Currently rebuilding datamap has some problems in carbondata and I'll explain the problems and possible solutions here in order to fix it.
Note: User can refer to datamap-management.md in repo for the conception of 'deferred-rebuild', 'rebuild'.
`REBUILD DATAMAP datamap_name ON TABLE table_name` is used to refresh a specific datamap.
1. This operation can even be fired on a non-deferred-rebuild datamap, which is not need.
2. `REBUILD` in current implementation will rebuild the whole datamap, which will discard the old datamap storage -- in most of the scenarios, it is not needed. Besides, while generating the new datamap data, we didn't clear up the old data first, which cause rebuild failure.
It seems that currently for all types of datamap in carbondata, only `MV` needs to rebuild explicitly.

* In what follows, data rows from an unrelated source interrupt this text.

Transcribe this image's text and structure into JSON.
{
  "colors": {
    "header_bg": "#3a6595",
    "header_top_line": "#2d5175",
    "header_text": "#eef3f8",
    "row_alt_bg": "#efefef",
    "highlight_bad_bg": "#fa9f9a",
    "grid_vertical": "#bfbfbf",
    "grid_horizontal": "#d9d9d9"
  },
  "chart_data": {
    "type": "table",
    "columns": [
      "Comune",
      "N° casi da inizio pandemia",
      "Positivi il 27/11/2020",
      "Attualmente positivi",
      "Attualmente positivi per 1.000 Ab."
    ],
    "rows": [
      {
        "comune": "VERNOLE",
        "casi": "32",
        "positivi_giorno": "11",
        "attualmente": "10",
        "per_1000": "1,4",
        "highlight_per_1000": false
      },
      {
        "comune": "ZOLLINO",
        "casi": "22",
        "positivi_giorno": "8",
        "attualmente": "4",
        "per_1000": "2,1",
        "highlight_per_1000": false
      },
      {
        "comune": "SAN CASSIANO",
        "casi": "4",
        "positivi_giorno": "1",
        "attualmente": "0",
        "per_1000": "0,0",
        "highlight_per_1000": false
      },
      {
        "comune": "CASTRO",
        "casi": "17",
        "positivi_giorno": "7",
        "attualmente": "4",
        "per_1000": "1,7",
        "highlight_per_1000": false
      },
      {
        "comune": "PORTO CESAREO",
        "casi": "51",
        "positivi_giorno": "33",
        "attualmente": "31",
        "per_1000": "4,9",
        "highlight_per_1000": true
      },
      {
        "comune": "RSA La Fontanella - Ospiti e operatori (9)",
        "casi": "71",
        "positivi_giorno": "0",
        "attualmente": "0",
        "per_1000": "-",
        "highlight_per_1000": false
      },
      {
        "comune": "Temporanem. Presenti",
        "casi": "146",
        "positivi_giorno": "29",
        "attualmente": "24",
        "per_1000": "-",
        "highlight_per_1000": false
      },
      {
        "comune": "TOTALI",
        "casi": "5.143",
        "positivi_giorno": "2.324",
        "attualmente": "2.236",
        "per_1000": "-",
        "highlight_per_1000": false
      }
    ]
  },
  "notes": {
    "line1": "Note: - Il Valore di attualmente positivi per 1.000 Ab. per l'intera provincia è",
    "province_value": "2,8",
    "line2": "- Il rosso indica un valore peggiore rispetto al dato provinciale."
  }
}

Index datamap (inlcuding lucene, bloomfilter) and preaggregate datamap (including timeseries) organize the datamap data by segment which maps to the segment in main table. So we can manage the datamap data in fine granularity:
11. For deferred-rebuild datamap, if we fire `REBUILD DATAMAP` command on it, carbondata will generate datamap data for the segments which does not have the datamap data yet.
12. If all the segments already have datamap data, this command will return immediately.

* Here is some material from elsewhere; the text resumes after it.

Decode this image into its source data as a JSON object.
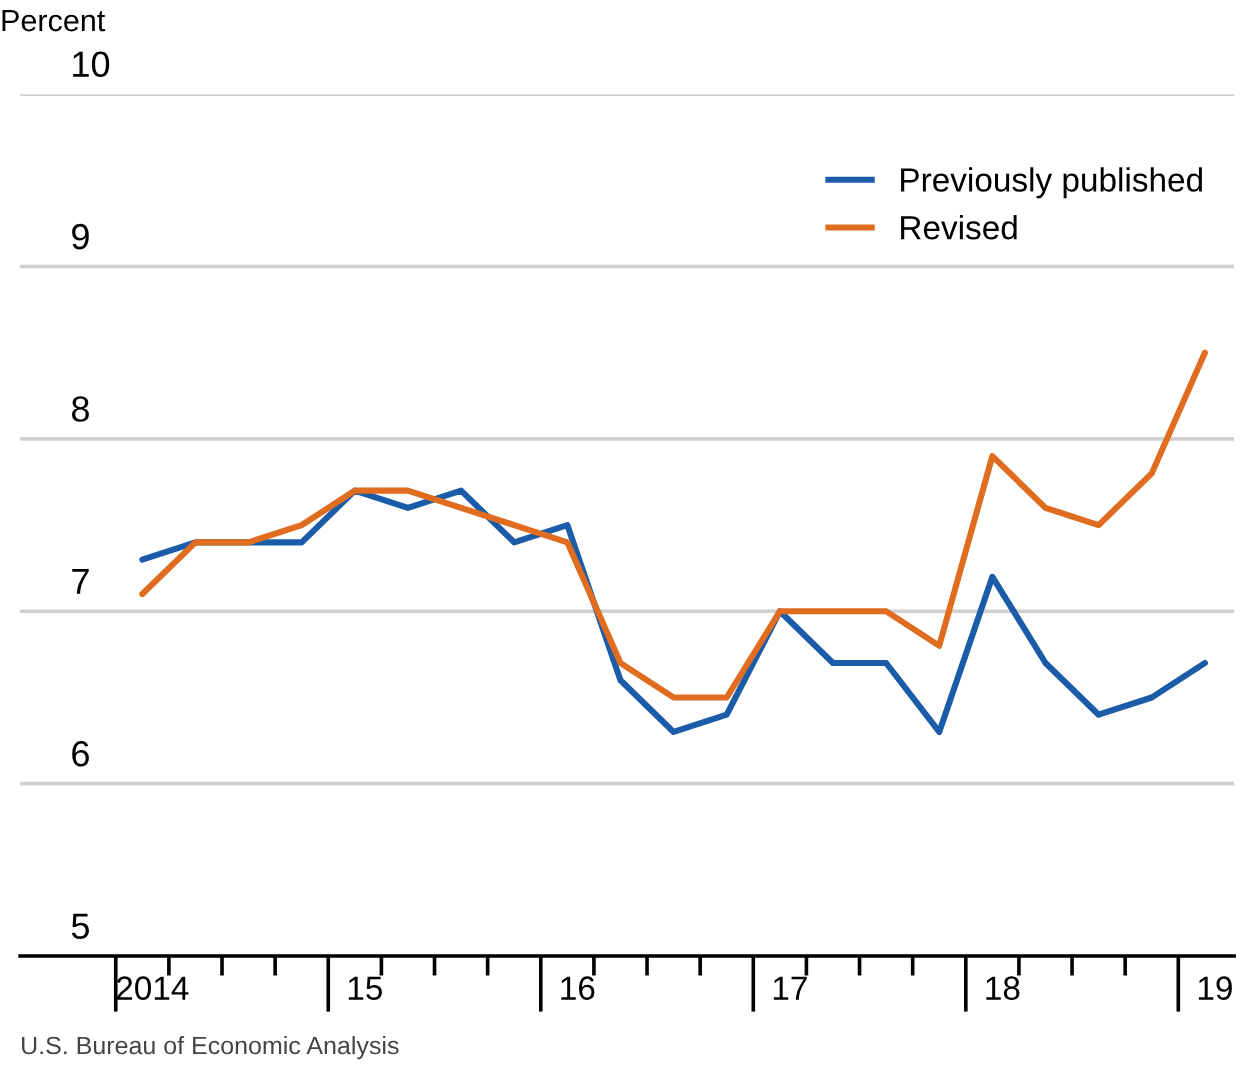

13. If this datamap is non-deferred-rebuild, this command will return with error message.
14. In case of concurrent rebuilding, we will block concurrent data rebuilding for one datamap. A lock will be used to achieve this.
For MV datamap, it seems that by default it is deferred-rebuild by default. And the structure of datamap data is different from other datamaps. We will leave it as it is, which means user will explicitly rebuild datamap for it, we only have to ensure:
21. Since MV datamap is by default deferred-rebuild, `WITH DEFERRED REBUILD` is not needed for MV datamap, or we should explicit specify `WITH DEFERRED REBUILD` while creating MV datamap. I'd preferred to the former.
22. Block concurrent rebuilding for one MV datamap.
The last one:
31. Since deferred-rebuild is also a datamap property, how about letting the user specify it explicity in DMPROPERTIES?
REBUILD DATAMAP is implemented only for the full refresh, not done for
incremental data loading, that's why it tries to refresh all the segments
irrespective of it is already built or not. We are planning for the
incremental rebuilding of datamap in the next version.
I feel we can block creating datamap with deferred rebuild and rebuilding of
datamap for index datamaps in current code as we generate index online while
doing the loading of data. We can unblock the rebuild feature for index
datamap after we finish the incremental rebuilding of datamap framework.